Ana, de emoções voláteis: inflamam e desaparecem rapidamente como o rasto de uma chama. Ana nunca ligou muito às pessoas (embora ninguém saiba), às conversas... só a situações acontecimentos estações e espaços. As pessoas são apenas elementos activos nas situações. Por isso, os sentimentos de Ana são efémeros e até mesmo a saudade é forte apenas a curto prazo, depois vai se sumindo como um objecto à deriva no espaço até perder o seu centro gravitacional.
Também nunca ligou muito a histórias e intrigas: são meros artifícos de bisbilhotice, que entretêm as pessoas, deslocando-lhes a atenção e o raciocíno (se houver) para pessoas que se tornam objectos de atributos e conduta avaliáveis.
Ana não é anti-social, pelo contrário gosta de conversar e de convívios (situações), gosta de parecer normal e de se comportar como o previsto, como o esperado. É regrada mesmo em momentos de exaltação, mas por vezes escorrega: esquece-se das deixas do seu papel de Ana.
Ana não gosta de surpresas, porque não têm coragem para lidar com o indeterminado, por isso, raramente consegue supreender alguém e quando é supresa não sabe como reagir, e acaba por sair fora das directrizes do seu papel.

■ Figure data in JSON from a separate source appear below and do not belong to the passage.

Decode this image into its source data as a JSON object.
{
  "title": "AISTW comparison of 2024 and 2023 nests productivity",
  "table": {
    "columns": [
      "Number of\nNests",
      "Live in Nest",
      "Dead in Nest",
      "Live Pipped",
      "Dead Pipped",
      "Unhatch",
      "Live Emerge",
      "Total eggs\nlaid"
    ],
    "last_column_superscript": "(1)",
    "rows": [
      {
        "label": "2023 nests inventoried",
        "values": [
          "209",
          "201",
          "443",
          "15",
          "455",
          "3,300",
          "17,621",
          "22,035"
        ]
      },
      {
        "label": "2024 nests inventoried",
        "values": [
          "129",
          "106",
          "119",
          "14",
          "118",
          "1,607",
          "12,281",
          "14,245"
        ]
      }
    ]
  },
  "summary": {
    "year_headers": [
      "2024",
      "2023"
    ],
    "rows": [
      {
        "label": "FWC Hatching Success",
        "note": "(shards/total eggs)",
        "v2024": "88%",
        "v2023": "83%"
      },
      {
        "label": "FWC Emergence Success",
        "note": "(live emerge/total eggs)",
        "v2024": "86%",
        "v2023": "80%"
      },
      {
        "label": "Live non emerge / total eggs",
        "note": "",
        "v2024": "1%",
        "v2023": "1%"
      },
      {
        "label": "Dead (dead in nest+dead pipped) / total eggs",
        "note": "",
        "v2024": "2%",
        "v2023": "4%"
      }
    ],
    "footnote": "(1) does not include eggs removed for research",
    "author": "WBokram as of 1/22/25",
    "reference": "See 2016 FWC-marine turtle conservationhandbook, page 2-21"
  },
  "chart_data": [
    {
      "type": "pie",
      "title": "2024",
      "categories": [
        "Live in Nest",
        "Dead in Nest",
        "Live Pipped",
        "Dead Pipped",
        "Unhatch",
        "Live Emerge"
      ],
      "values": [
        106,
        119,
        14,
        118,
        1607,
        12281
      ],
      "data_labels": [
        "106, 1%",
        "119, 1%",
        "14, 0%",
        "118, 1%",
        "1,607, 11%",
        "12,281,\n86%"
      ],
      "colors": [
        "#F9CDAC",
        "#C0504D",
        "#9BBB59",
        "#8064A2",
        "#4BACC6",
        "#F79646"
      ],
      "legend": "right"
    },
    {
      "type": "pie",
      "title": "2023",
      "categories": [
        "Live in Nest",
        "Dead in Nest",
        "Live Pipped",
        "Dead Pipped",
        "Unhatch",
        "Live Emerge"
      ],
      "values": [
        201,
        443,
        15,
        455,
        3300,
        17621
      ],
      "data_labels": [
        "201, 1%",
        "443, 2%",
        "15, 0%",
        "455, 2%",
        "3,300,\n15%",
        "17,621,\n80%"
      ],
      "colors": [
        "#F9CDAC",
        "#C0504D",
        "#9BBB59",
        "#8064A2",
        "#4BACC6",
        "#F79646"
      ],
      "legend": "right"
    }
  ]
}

Mas não a julguem um monstro, incapaz de sentir; Ana sente, mas não se apega a nenhum sentimento, o que conduz à sua relutância em apertar os laços com as pessoas. Claro que tem afectos, mas não é afectuosa, porque ao sê-lo estaria a sair do campo do determinado, e isso assusta-a. Por isso, Ana manifesta apenas sentimentos lineares, os outros vão sendo lançados para o "espaço" até se terem perdido do centro gravitacional.
E hoje Ana conseguiu, mais uma vez, atingir o estado supra-estúpido de solidão por ausência de sentimentos que passaram e se perderam no espaço. E é isso que Ana têm hoje: um laço muito laço entre ela e o resto do mundo. E a culpa desta distância é dela e dela só, pelo afrouxar da corda, pelo desprendimento dos sentimentos.
E mais uma vez, gordas lágrimas rolam pela face de Ana e atingem com um impacto sonoro o tampo da secretária, com um impacto sonoro que quebra o silêncio insurdecedor sala.
Lágrimas: hoje os únicos elementos activos da situação.